“To point out authors that the author shares commonalities with can often be more obscuring than informing. Yet I would like to mention Hamsun. Both because of the sensual, confident language, and the surprising literary devices. A very promising debut – I look forward to more books by Maria Børja.”
Fædrelandsvennen
“…she has the ability to discover a sort of nakedness in the depiction of relations, that can’t help but leave an impression. (…) The strength of the stories is in the establishment of situations. Here, Børja is very good.”
Hamar Arbeiderblad
“Sensual, close and moving about women, about women and men, about sex, about relationships, and about loneliness. Børja depicts social settings and experiences efficiently and precisely. (…) [She] touches on many literary genres in this collection, but has already established her own style and tone that bind the stories together.”
Adresseavisen
“Penetrating prose. Børja goes in close, finds the point where social dancing becomes off-balance, pokes at it. She does this in crafty and interesting ways, with dark humor. (…) Grown-up Things has that something that leaves you pondering, a little surprised and fascinated at the same time.”
Klassekampen
“Erotic super-debut from Børja”
Moss Avis
“Maria Børja’s debut is a powerful short story collection about one-night stands and other grown-up things… Børja writes unabashedly and direct from the first sentence…What elevates this debut is the mixture of the politically and esthetically conscious. When I think the text goes in one direction, it twists, makes a stop, and changes direction. It touches me.”
Bergens Tidende
“It is really really distasteful.

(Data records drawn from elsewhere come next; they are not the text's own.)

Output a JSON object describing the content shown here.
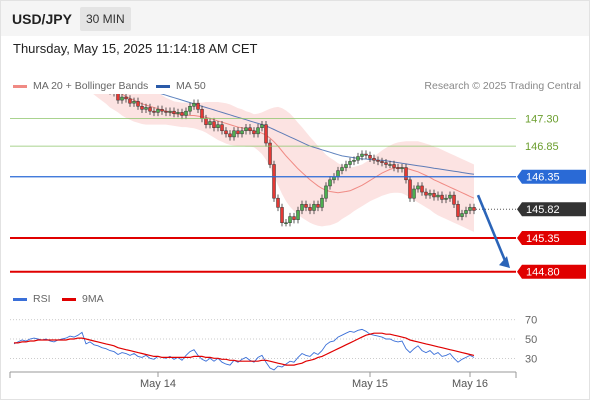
{
  "header": {
    "symbol": "USD/JPY",
    "timeframe": "30 MIN"
  },
  "datetime": "Thursday, May 15, 2025 11:14:18 AM CET",
  "legend": {
    "ma20_label": "MA 20 + Bollinger Bands",
    "ma20_color": "#f08a84",
    "ma50_label": "MA 50",
    "ma50_color": "#2a5aa8",
    "credit": "Research © 2025 Trading Central"
  },
  "chart_data": [
    {
      "type": "candlestick",
      "title": "",
      "y_range": [
        144.6,
        147.7
      ],
      "x_ticks": [
        "May 14",
        "May 15",
        "May 16"
      ],
      "last_price": "145.82",
      "levels": [
        {
          "value": "147.30",
          "kind": "resistance-minor",
          "color": "#8cc46a"
        },
        {
          "value": "146.85",
          "kind": "resistance-minor",
          "color": "#8cc46a"
        },
        {
          "value": "146.35",
          "kind": "pivot",
          "color": "#2a6ad6"
        },
        {
          "value": "145.35",
          "kind": "support",
          "color": "#e00000"
        },
        {
          "value": "144.80",
          "kind": "support",
          "color": "#e00000"
        }
      ],
      "closes": [
        147.95,
        147.97,
        148.0,
        147.97,
        148.02,
        148.05,
        148.02,
        148.0,
        148.02,
        147.98,
        147.95,
        148.0,
        148.03,
        148.05,
        148.1,
        148.08,
        148.12,
        148.18,
        147.95,
        147.98,
        147.93,
        147.9,
        147.85,
        147.8,
        147.75,
        147.72,
        147.6,
        147.65,
        147.62,
        147.55,
        147.58,
        147.5,
        147.45,
        147.48,
        147.42,
        147.4,
        147.45,
        147.42,
        147.4,
        147.42,
        147.38,
        147.4,
        147.35,
        147.42,
        147.5,
        147.55,
        147.45,
        147.3,
        147.2,
        147.25,
        147.15,
        147.2,
        147.1,
        147.05,
        147.0,
        147.1,
        147.05,
        147.1,
        147.15,
        147.1,
        147.05,
        147.15,
        147.2,
        146.9,
        146.55,
        146.0,
        145.85,
        145.6,
        145.6,
        145.7,
        145.65,
        145.8,
        145.9,
        145.85,
        145.8,
        145.9,
        145.85,
        146.0,
        146.2,
        146.3,
        146.35,
        146.45,
        146.5,
        146.55,
        146.6,
        146.62,
        146.68,
        146.72,
        146.7,
        146.65,
        146.62,
        146.6,
        146.58,
        146.55,
        146.55,
        146.5,
        146.48,
        146.5,
        146.3,
        146.0,
        146.15,
        146.2,
        146.1,
        146.05,
        146.08,
        146.02,
        146.05,
        145.98,
        146.0,
        146.05,
        145.9,
        145.7,
        145.75,
        145.8,
        145.85,
        145.8
      ],
      "ma20": [
        147.9,
        147.92,
        147.94,
        147.95,
        147.96,
        147.97,
        147.98,
        147.99,
        148.0,
        148.0,
        148.01,
        148.02,
        148.02,
        148.03,
        148.03,
        148.03,
        148.02,
        148.0,
        147.98,
        147.96,
        147.93,
        147.9,
        147.87,
        147.84,
        147.8,
        147.77,
        147.74,
        147.7,
        147.66,
        147.63,
        147.6,
        147.57,
        147.54,
        147.52,
        147.5,
        147.48,
        147.46,
        147.44,
        147.42,
        147.4,
        147.38,
        147.37,
        147.36,
        147.36,
        147.35,
        147.35,
        147.34,
        147.33,
        147.32,
        147.3,
        147.28,
        147.26,
        147.24,
        147.22,
        147.2,
        147.18,
        147.16,
        147.15,
        147.13,
        147.12,
        147.1,
        147.08,
        147.06,
        147.03,
        146.98,
        146.92,
        146.85,
        146.77,
        146.69,
        146.62,
        146.55,
        146.48,
        146.42,
        146.36,
        146.3,
        146.25,
        146.2,
        146.16,
        146.13,
        146.11,
        146.1,
        146.09,
        146.1,
        146.11,
        146.12,
        146.15,
        146.18,
        146.21,
        146.25,
        146.29,
        146.33,
        146.37,
        146.41,
        146.44,
        146.47,
        146.49,
        146.5,
        146.5,
        146.49,
        146.47,
        146.45,
        146.43,
        146.4,
        146.37,
        146.34,
        146.3,
        146.27,
        146.24,
        146.21,
        146.18,
        146.15,
        146.12,
        146.09,
        146.06,
        146.03,
        146.0
      ],
      "ma50": [
        148.02,
        148.03,
        148.04,
        148.05,
        148.06,
        148.07,
        148.08,
        148.09,
        148.1,
        148.11,
        148.11,
        148.11,
        148.11,
        148.11,
        148.1,
        148.09,
        148.08,
        148.07,
        148.06,
        148.05,
        148.04,
        148.02,
        148.0,
        147.98,
        147.96,
        147.94,
        147.92,
        147.9,
        147.88,
        147.86,
        147.84,
        147.82,
        147.8,
        147.78,
        147.76,
        147.74,
        147.72,
        147.7,
        147.68,
        147.66,
        147.64,
        147.62,
        147.6,
        147.58,
        147.56,
        147.54,
        147.52,
        147.5,
        147.48,
        147.46,
        147.44,
        147.42,
        147.4,
        147.38,
        147.36,
        147.34,
        147.32,
        147.3,
        147.28,
        147.26,
        147.24,
        147.22,
        147.2,
        147.18,
        147.15,
        147.12,
        147.09,
        147.06,
        147.03,
        147.0,
        146.97,
        146.94,
        146.91,
        146.88,
        146.85,
        146.83,
        146.81,
        146.79,
        146.77,
        146.75,
        146.73,
        146.71,
        146.69,
        146.68,
        146.67,
        146.66,
        146.65,
        146.64,
        146.64,
        146.63,
        146.63,
        146.62,
        146.62,
        146.61,
        146.6,
        146.59,
        146.58,
        146.57,
        146.56,
        146.55,
        146.54,
        146.53,
        146.52,
        146.51,
        146.5,
        146.49,
        146.48,
        146.47,
        146.46,
        146.45,
        146.44,
        146.43,
        146.42,
        146.41,
        146.4,
        146.39
      ],
      "band_width": [
        0.17,
        0.17,
        0.17,
        0.17,
        0.17,
        0.17,
        0.17,
        0.17,
        0.17,
        0.17,
        0.17,
        0.17,
        0.17,
        0.17,
        0.18,
        0.18,
        0.19,
        0.2,
        0.21,
        0.22,
        0.24,
        0.26,
        0.28,
        0.3,
        0.32,
        0.33,
        0.34,
        0.35,
        0.35,
        0.35,
        0.35,
        0.34,
        0.33,
        0.32,
        0.3,
        0.28,
        0.26,
        0.24,
        0.22,
        0.21,
        0.2,
        0.2,
        0.2,
        0.2,
        0.2,
        0.21,
        0.22,
        0.23,
        0.25,
        0.27,
        0.29,
        0.31,
        0.32,
        0.33,
        0.33,
        0.32,
        0.31,
        0.3,
        0.29,
        0.28,
        0.27,
        0.3,
        0.34,
        0.4,
        0.48,
        0.56,
        0.64,
        0.7,
        0.74,
        0.76,
        0.76,
        0.75,
        0.74,
        0.72,
        0.7,
        0.68,
        0.65,
        0.62,
        0.58,
        0.55,
        0.52,
        0.48,
        0.44,
        0.41,
        0.38,
        0.36,
        0.35,
        0.34,
        0.34,
        0.34,
        0.35,
        0.36,
        0.37,
        0.38,
        0.39,
        0.4,
        0.41,
        0.42,
        0.44,
        0.46,
        0.48,
        0.5,
        0.51,
        0.52,
        0.53,
        0.54,
        0.55,
        0.55,
        0.55,
        0.55,
        0.55,
        0.55,
        0.55,
        0.55,
        0.55,
        0.55
      ]
    },
    {
      "type": "line",
      "title": "",
      "y_range": [
        20,
        78
      ],
      "y_ticks": [
        "70",
        "50",
        "30"
      ],
      "series": [
        {
          "name": "RSI",
          "color": "#3a6fd8",
          "values": [
            45,
            47,
            49,
            48,
            50,
            51,
            50,
            49,
            50,
            48,
            47,
            49,
            50,
            51,
            53,
            52,
            54,
            57,
            45,
            47,
            44,
            43,
            41,
            40,
            38,
            37,
            34,
            36,
            35,
            33,
            35,
            32,
            31,
            33,
            30,
            29,
            32,
            31,
            30,
            32,
            29,
            31,
            28,
            33,
            37,
            39,
            33,
            29,
            27,
            30,
            27,
            30,
            26,
            24,
            23,
            28,
            26,
            29,
            31,
            28,
            26,
            31,
            33,
            26,
            20,
            18,
            22,
            21,
            24,
            27,
            26,
            31,
            35,
            33,
            32,
            36,
            34,
            38,
            44,
            47,
            48,
            52,
            54,
            56,
            58,
            57,
            59,
            60,
            58,
            55,
            54,
            53,
            52,
            50,
            50,
            48,
            47,
            48,
            40,
            36,
            40,
            43,
            38,
            36,
            38,
            34,
            36,
            32,
            33,
            35,
            30,
            26,
            29,
            31,
            33,
            31
          ]
        },
        {
          "name": "9MA",
          "color": "#e00000",
          "values": [
            46,
            46,
            47,
            47,
            48,
            48,
            49,
            49,
            49,
            49,
            49,
            49,
            49,
            49,
            50,
            50,
            51,
            51,
            50,
            49,
            48,
            47,
            46,
            45,
            44,
            43,
            41,
            40,
            39,
            38,
            37,
            36,
            35,
            34,
            33,
            32,
            32,
            31,
            31,
            31,
            31,
            31,
            31,
            31,
            31,
            32,
            32,
            32,
            31,
            31,
            30,
            30,
            29,
            29,
            28,
            28,
            27,
            27,
            27,
            27,
            27,
            27,
            28,
            28,
            27,
            26,
            25,
            24,
            23,
            23,
            23,
            24,
            25,
            27,
            28,
            29,
            31,
            32,
            34,
            36,
            38,
            40,
            42,
            44,
            46,
            48,
            50,
            52,
            54,
            55,
            56,
            56,
            56,
            55,
            55,
            54,
            53,
            52,
            51,
            49,
            48,
            47,
            46,
            45,
            44,
            43,
            42,
            41,
            40,
            39,
            38,
            37,
            36,
            35,
            34,
            33
          ]
        }
      ]
    }
  ]
}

And therefore great.”
Dag og Tid
“Børja uses a language that hits you in the gut and walks the fine line between what is personal, and what is just vulgar and disgusting, but also between what is sad, and what is comical – or rather tragicomic… This read is intense and unusual, wrapped in a quick and concise language. Knowing that this sounds like a cliché: this must be one of the year’s best debuts.”
Universitas
“…here are no speculative or lewd depictions. (…) For me, it is exactly the tension between focus on the body, and the lack of warmth and security, that the women in Maria Børja’s text are marked by, powerfully and thoughtfully described.”